White Chocolate Cranberry Crème Brulee
By á-168951
Ingredients
- 2 cups whipping cream
- 4 oz. white chocolate
- 1 tsp. vanilla extract
- 5 egg yolks
- 1/2 cup sugar, divided
- 1/2 (15 oz) can whole berry cranberry sauce
- Ice Cubes
- Garnish with Sugared Cranberries and Mint
Details
Servings 1
Adapted from keyingredient.com
Preparation
Step 1
Combine 1/2 cream and white chocolate in a heavy saucepan; cook over low heat, stirring constantly, 2 to 3 minutes or until chocolate is melted. Remove from heat, and stir in vanilla and remaining 1 1/2 cups cream.
Whisk together egg yolks and 1/4 cup sugar until sugar is dissolved and mixture is thick and yellow. Add cream mixture, whisking until well blended. Pour mixture through a fine wire-mesh strainer into a large bowl.
Spoon 1 1/2 Tbsp. cranberry sauce into each of 6 (4 oz) ramekins. Pour cream-and-egg mixture evenly into ramekins; place ramekins in a large roasting pan. Add water to pan to depth of 1/2 inch.
Bake at 300 degrees for 45 to 55 minutes or until edges are set.
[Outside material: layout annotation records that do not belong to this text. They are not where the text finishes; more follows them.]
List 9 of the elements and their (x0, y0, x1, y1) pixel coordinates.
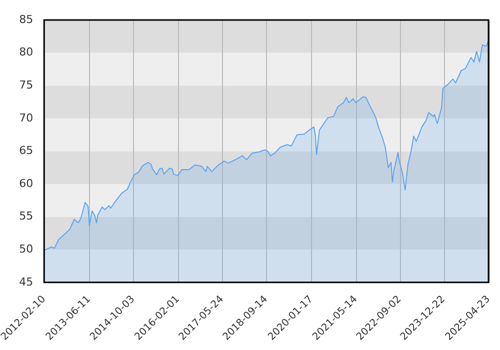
y-tick-label: 75 (19, 78, 34, 92)
y-tick-label: 80 (19, 46, 34, 59)
y-tick-label: 60 (19, 176, 34, 190)
y-tick-label: 55 (19, 210, 34, 223)
y-tick-label: 50 (19, 242, 34, 256)
y-tick-label: 85 (19, 12, 34, 26)
y-tick-label: 65 (19, 144, 34, 158)
y-tick-label: 70 (19, 111, 34, 124)
y-tick-label: 45 (19, 275, 34, 288)
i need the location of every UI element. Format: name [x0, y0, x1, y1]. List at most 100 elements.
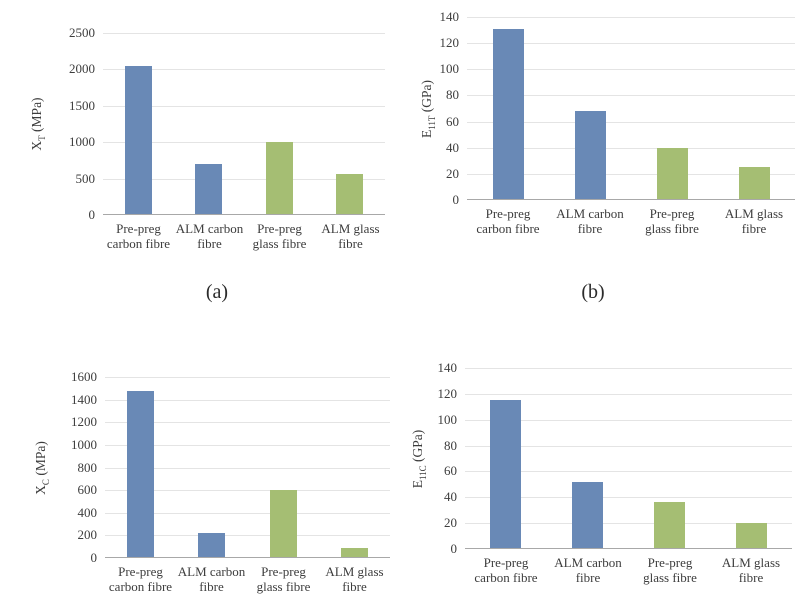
y-tick-label: 0: [90, 550, 98, 565]
gridline: [105, 399, 390, 401]
gridline: [105, 535, 390, 537]
gridline: [465, 445, 792, 447]
x-category-label: ALM glass fibre: [325, 564, 384, 595]
y-tick-label: 0: [452, 192, 460, 207]
y-tick-label: 100: [437, 411, 458, 427]
x-category-label: ALM carbon fibre: [556, 206, 624, 237]
y-tick-label: 20: [444, 515, 457, 531]
gridline: [467, 69, 795, 71]
gridline: [467, 17, 795, 18]
x-category-label: Pre-preg glass fibre: [643, 555, 697, 586]
y-tick-label: 60: [444, 463, 457, 479]
y-tick-label: 800: [77, 459, 98, 475]
bar-alm-carbon-fibre: [575, 111, 606, 199]
bar-alm-carbon-fibre: [198, 533, 225, 557]
y-tick-label: 500: [75, 170, 96, 186]
y-tick-label: 2500: [69, 25, 95, 40]
chart-caption: (a): [205, 281, 229, 303]
y-tick-label: 120: [437, 385, 458, 401]
x-category-label: Pre-preg carbon fibre: [108, 564, 173, 595]
gridline: [105, 444, 390, 446]
y-tick-label: 120: [439, 35, 460, 51]
y-tick-label: 600: [77, 482, 98, 498]
bar-pre-preg-carbon-fibre: [127, 391, 154, 557]
bar-alm-glass-fibre: [739, 167, 770, 199]
y-tick-label: 1000: [69, 134, 95, 150]
bar-pre-preg-glass-fibre: [654, 502, 685, 548]
gridline: [465, 419, 792, 421]
y-tick-label: 40: [444, 489, 457, 505]
x-category-label: ALM carbon fibre: [554, 555, 622, 586]
y-tick-label: 0: [88, 207, 96, 222]
y-tick-label: 1500: [69, 97, 95, 113]
bar-pre-preg-carbon-fibre: [125, 66, 152, 214]
y-tick-label: 1600: [71, 369, 97, 384]
x-category-label: Pre-preg glass fibre: [252, 221, 307, 252]
gridline: [467, 173, 795, 175]
gridline: [465, 368, 792, 369]
y-tick-label: 40: [446, 139, 459, 155]
y-tick-label: 20: [446, 165, 459, 181]
gridline: [467, 121, 795, 123]
gridline: [105, 490, 390, 492]
bar-alm-carbon-fibre: [572, 482, 603, 548]
gridline: [465, 497, 792, 499]
x-category-label: Pre-preg carbon fibre: [106, 221, 171, 252]
x-category-label: ALM glass fibre: [721, 555, 781, 586]
gridline: [103, 33, 385, 34]
gridline: [465, 471, 792, 473]
bar-pre-preg-glass-fibre: [270, 490, 297, 557]
bar-pre-preg-carbon-fibre: [490, 400, 521, 548]
y-axis-label: E11C (GPa): [410, 429, 428, 488]
x-category-label: Pre-preg carbon fibre: [474, 555, 538, 586]
y-tick-label: 60: [446, 113, 459, 129]
y-tick-label: 200: [77, 527, 98, 543]
y-tick-label: 140: [439, 9, 460, 24]
y-tick-label: 1000: [71, 436, 97, 452]
bar-pre-preg-glass-fibre: [657, 148, 688, 199]
y-tick-label: 100: [439, 61, 460, 77]
chart-caption: (b): [581, 281, 605, 303]
bar-pre-preg-carbon-fibre: [493, 29, 524, 199]
x-category-label: Pre-preg carbon fibre: [476, 206, 540, 237]
y-tick-label: 400: [77, 504, 98, 520]
gridline: [105, 377, 390, 378]
bar-alm-glass-fibre: [341, 548, 368, 557]
plot-area: [467, 17, 795, 200]
gridline: [105, 422, 390, 424]
bar-alm-carbon-fibre: [195, 164, 222, 214]
gridline: [103, 105, 385, 107]
x-category-label: ALM carbon fibre: [175, 221, 244, 252]
bar-alm-glass-fibre: [336, 174, 363, 214]
x-category-label: Pre-preg glass fibre: [256, 564, 311, 595]
x-category-label: ALM carbon fibre: [177, 564, 246, 595]
plot-area: [465, 368, 792, 549]
y-tick-label: 2000: [69, 61, 95, 77]
bar-alm-glass-fibre: [736, 523, 767, 548]
gridline: [103, 178, 385, 180]
y-tick-label: 80: [446, 87, 459, 103]
y-tick-label: 1400: [71, 391, 97, 407]
x-category-label: Pre-preg glass fibre: [645, 206, 699, 237]
y-tick-label: 1200: [71, 414, 97, 430]
y-tick-label: 140: [437, 360, 458, 375]
x-category-label: ALM glass fibre: [724, 206, 784, 237]
x-category-label: ALM glass fibre: [321, 221, 380, 252]
gridline: [465, 393, 792, 395]
gridline: [103, 142, 385, 144]
gridline: [467, 43, 795, 45]
gridline: [467, 147, 795, 149]
y-tick-label: 0: [450, 541, 458, 556]
plot-area: [103, 33, 385, 215]
gridline: [103, 69, 385, 71]
gridline: [465, 523, 792, 525]
bar-pre-preg-glass-fibre: [266, 142, 293, 214]
plot-area: [105, 377, 390, 558]
gridline: [467, 95, 795, 97]
gridline: [105, 467, 390, 469]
Cool custards in pan or on a wire rack 25 minutes. Remove ramekins from water bath; cover and chill 8 hours.
,
Sprinkle with 1 1/2 to 2 tsp remaining sugar evenly over each ramekin. Fill a large roasting pan or 15 x 10 x 1 inch jelly roll pan with ice; arrange ramekins in pan.
Broil 5 inches from heat 3 to 5 minutes or until sugar is melted and carmelized. Let stand 5 minutes. Garnish, if desired.
Sugared Cranberries and Mint
1/4 cup corn syrup
1/4 cup dried cranberries
1 bunch fresh mint sprigs
1/4 cup sugar
Using a clean paintbrush, gently brush 1/4 cup corn syrup onto the top side of dried cranberries and mint.
Sprinkle sugar over cranberries and mint. Let stand 5 minutes; sprinkle remaining sugar over cranberries and mint, gently shake off excess.